Conospermum distichum is a species of flowering plant in the family Proteaceae and is endemic to the south-west of Western Australia. It is a shrub with ascending, thread-like leaves, and spikes of woolly white, tube-shaped flowers with blue bracteoles.

==Description==
Conospermum distichum is a shrub that typically grows to a height of up to 80 cm. It has scattered, ascending, glabrous, thread-like leaves 35–85 mm long and 0.4–0.75 mm wide at the base of the plant. The flowers are arranged in spikes in upper leaf axils on a peduncle 15–70 mm long. The bracteoles are blue, egg-shaped, 2.2–3.2 mm long, 1.7–2.5 mm wide, and hairy at the sides and base. The perianth is white, forming a tube 4.0–7.5 mm long. The upper lip is blue, egg-shaped, 1.8–3 mm long and 1.0–1.7 mm wide, the lower lip joined for 1.5–2.5 mm long with lobes 0.4–0.8 mm long. Flowering occurs from August to November, and the fruit is a nut 1.8–2.8 mm long and 1.6–1.9 mm wide and orange-brown, with velvety hairs.

==Taxonomy==
Conospermum densiflorum was first formally described in 1810 by Robert Brown in Transactions of the Linnean Society of London. The specific epithet (distichum) means 'in two rows', referring to the leaves.
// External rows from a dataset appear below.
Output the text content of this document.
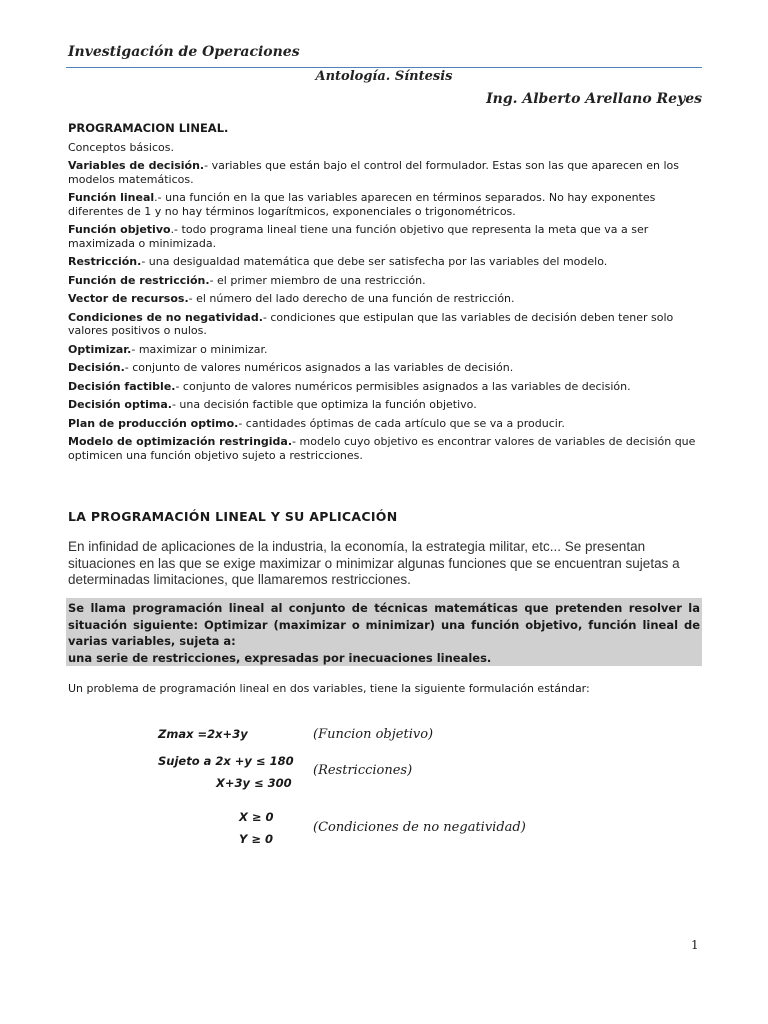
Investigación de Operaciones
Antología. Síntesis
Ing. Alberto Arellano Reyes
PROGRAMACION LINEAL.
Conceptos básicos.
Variables de decisión.- variables que están bajo el control del formulador. Estas son las que aparecen en los modelos matemáticos.
Función lineal.- una función en la que las variables aparecen en términos separados. No hay exponentes diferentes de 1 y no hay términos logarítmicos, exponenciales o trigonométricos.
Función objetivo.- todo programa lineal tiene una función objetivo que representa la meta que va a ser maximizada o minimizada.
Restricción.- una desigualdad matemática que debe ser satisfecha por las variables del modelo.
Función de restricción.- el primer miembro de una restricción.
Vector de recursos.- el número del lado derecho de una función de restricción.
Condiciones de no negatividad.- condiciones que estipulan que las variables de decisión deben tener solo valores positivos o nulos.
Optimizar.- maximizar o minimizar.
Decisión.- conjunto de valores numéricos asignados a las variables de decisión.
Decisión factible.- conjunto de valores numéricos permisibles asignados a las variables de decisión.
Decisión optima.- una decisión factible que optimiza la función objetivo.
Plan de producción optimo.- cantidades óptimas de cada artículo que se va a producir.
Modelo de optimización restringida.- modelo cuyo objetivo es encontrar valores de variables de decisión que optimicen una función objetivo sujeto a restricciones.
LA PROGRAMACIÓN LINEAL Y SU APLICACIÓN
En infinidad de aplicaciones de la industria, la economía, la estrategia militar, etc... Se presentan situaciones en las que se exige maximizar o minimizar algunas funciones que se encuentran sujetas a determinadas limitaciones, que llamaremos restricciones.
Se llama programación lineal al conjunto de técnicas matemáticas que pretenden resolver la situación siguiente: Optimizar (maximizar o minimizar) una función objetivo, función lineal de varias variables, sujeta a:
una serie de restricciones, expresadas por inecuaciones lineales.
Un problema de programación lineal en dos variables, tiene la siguiente formulación estándar:
Zmax =2x+3y	(Funcion objetivo)
Sujeto a 2x +y ≤ 180
X+3y ≤ 300
(Restricciones)
X ≥ 0
Y ≥ 0
(Condiciones de no negatividad)
1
==Distribution and habitat==
This species of Conospermum grows in sandy soil on dunes, granite outcrops and roadsides, in near-coastal areas between Ravensthorpe and Mount Ragged in Cape Arid National Park in the Avon Wheatbelt, Coolgardie, Esperance Plains and Mallee bioregions of southern Western Australia.

==Conservation status==
Conospermum distichum is list as "not threatened" by the Government of Western Australia Department of Biodiversity, Conservation and Attractions.